China’s semi-official Global Times posted an unsigned opinion column (i.e., written by its editors) on Sept. 14, headlined bluntly: “Non-dollar Settlement in Energy Trade Will Break US hegemony.” The article discusses the urgency of breaking U.S. dollar hegemony in energy trading, but the headline implies the broader strategic effect of such steps. Nor is it coincidental that such a call was posted on the eve of the Shanghai Cooperation Organization meeting, even though the article does not mention it.
The issue raised is “the increasing urgency for China, Russia and other economies to step up cooperation to break the US dollar’s dominance in the energy market,” in the face of the “havoc” and “shocks” to the global economy which are coming as the dollar appreciates and other currencies depreciate as the Federal Reserve continues raising interest rates. Global Times makes its case:
“…A strong dollar means energy products will become more expensive in terms of other currencies. When energy and raw material prices rise, the prices of other products will go up, leading to high inflation globally.
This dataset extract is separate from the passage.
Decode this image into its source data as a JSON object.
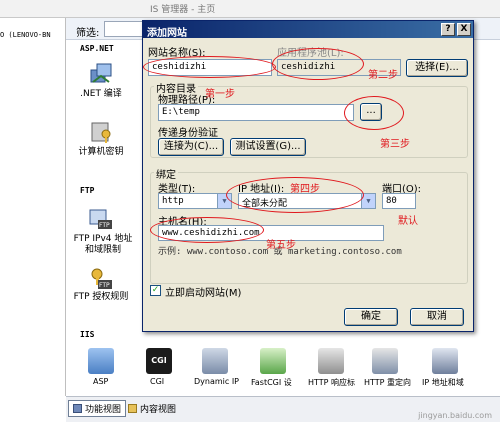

The only exception will be the US where a strong dollar makes imported goods cheaper, thus helping keep its inflation in check.
“The reason why the US can, time and again, export its own inflation crisis caused by its previous monetary easing policy to the world is mainly because the dollar still holds the dominant position in the global foreign exchange market, reserve assets, trade settlement and other fields.